From the election in Kenya and the Icelandic revolution to the Arab Spring and Occupy movements, WikiLeaks’ publications sparked a global uprising. Courage brought by this fearless journalism became contagious. Months after the Arab Spring, WikiLeaks cables had bolstered a peaceful youth movement against the political corruption of the media in Mexico. Revelations of Cablegate burst into Latin America, having a fresh impact on corrupt politics, changing media and public perspectives on major issues. It affected the course of a presidential election in Peru, transformed the media in Brazil, and in two countries led to the departure of US ambassadors.

Freeing prisoners of conscience

With the First Amendment right as a pillar of its democracy, the United States made its departure from the British monarchy. Now, with the Trump administration’s outrageous extradition case against Assange, the US government, who claims to be a champion of free speech, is regressing society back to the tyranny of the Old World.

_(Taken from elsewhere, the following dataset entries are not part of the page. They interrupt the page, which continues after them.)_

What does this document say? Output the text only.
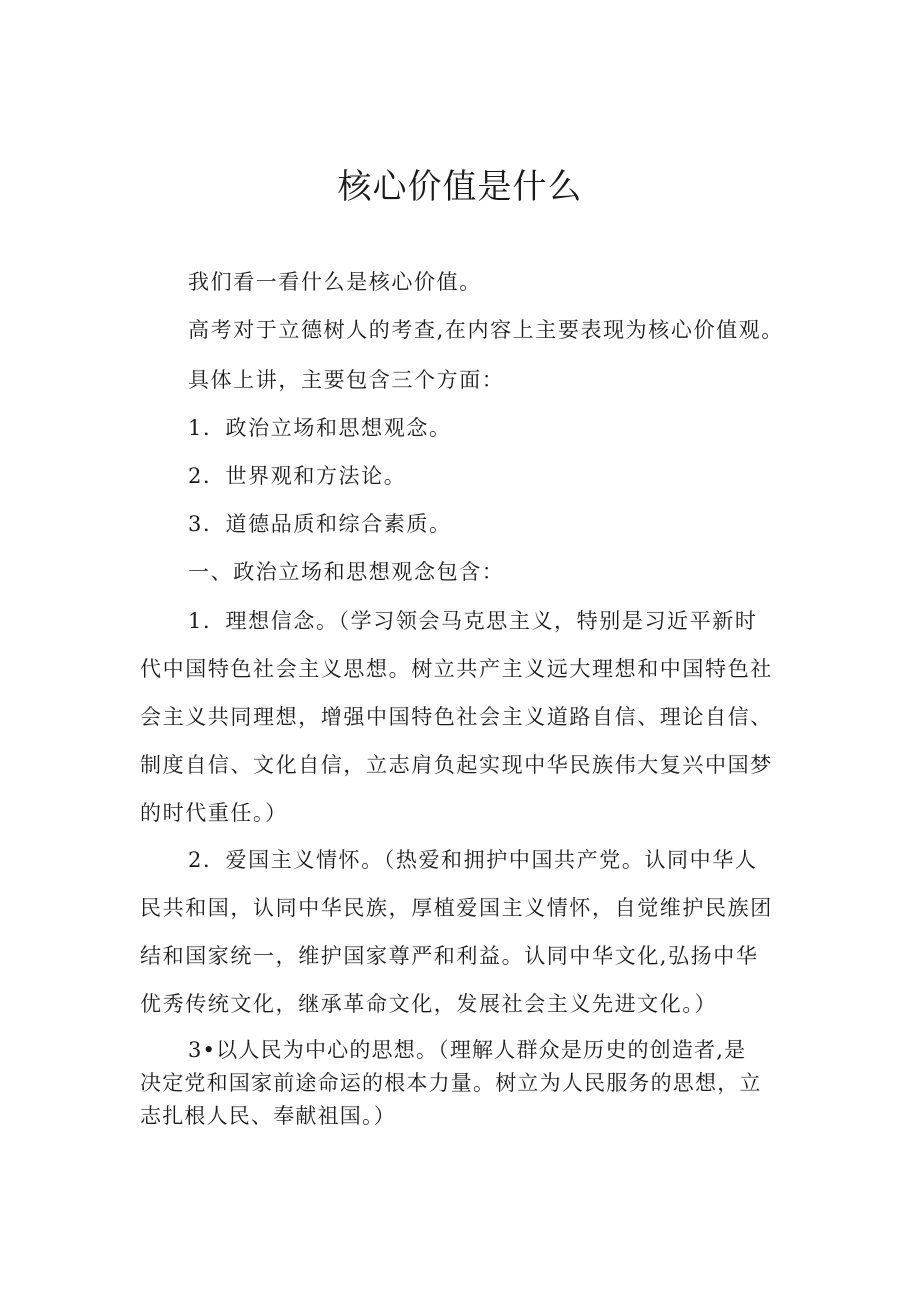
核心价值是什么

我们看一看什么是核心价值。

高考对于立德树人的考查,在内容上主要表现为核心价值观。

具体上讲，主要包含三个方面：

1．政治立场和思想观念。

2．世界观和方法论。

3．道德品质和综合素质。

一、政治立场和思想观念包含：

1．理想信念。（学习领会马克思主义，特别是习近平新时
代中国特色社会主义思想。树立共产主义远大理想和中国特色社
会主义共同理想，增强中国特色社会主义道路自信、理论自信、
制度自信、文化自信，立志肩负起实现中华民族伟大复兴中国梦
的时代重任。）
2．爱国主义情怀。（热爱和拥护中国共产党。认同中华人
民共和国，认同中华民族，厚植爱国主义情怀，自觉维护民族团
结和国家统一，维护国家尊严和利益。认同中华文化,弘扬中华
优秀传统文化，继承革命文化，发展社会主义先进文化。）
3•以人民为中心的思想。（理解人群众是历史的创造者,是
决定党和国家前途命运的根本力量。树立为人民服务的思想，立
志扎根人民、奉献祖国。）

In a high security prison where he spends most of his time in solitary, Assange now awaits his extradition hearing, set to start in February next year. The legal battle of this persecuted journalist is a matter of life or death. On US soil, where Assange would have no chance of receiving a fair trial, the Attorney General, William Barr, recently called to resume executions for federal crimes after a 16-year pause. The state of Virginia, where WikiLeaks grand jury sits, still has a death penalty. Moreover, regardless of what President Trump said about WikiLeaks during the 2016 presidential campaign, he clearly stated that Assange should be given the death penalty.

The prosecution of Assange matters to us all. It goes beyond the life of one individual. It concerns the fundamental rights of ordinary people who, under America’s founding document, are endowed with the power to determine the future of democracy. Julian Assange is a journalist. WikiLeaks is a publisher. The journalism that Assange engaged in demonstrated his fierce commitment to the free speech tradition that recognizes the significance of ordinary people as authors of their own lives.

To honor this commitment, Assange kept publishing. Even when senior US officials incited his murder and former US Vice President Joe Biden called him a high-tech terrorist, he never wavered. From financial blockades to the harassment and threats against anyone associated with him, Assange fought to keep WikiLeaks alive. Despite enormous pressure to stop publishing the documents concerning the Clinton campaign during the 2016 presidential election, WikiLeaks never withheld this true information that belongs to the public. For this tenacity, he is condemned, smeared, deprived of his liberty and placed in profound isolation.

The impulse for justice that Assange brought to us, together with his sources’ courage, calls all to ignite our moral indignation. It urges us, of our own volition, to bear the burden of those truth-tellers who have sacrificed so much of their lives in order to defend the public’s right to know. Only through each person choosing to act with courage to claim and exercise the creative power inherent in free speech, can we free those prisoners of conscience and achieve our shared goal of justice.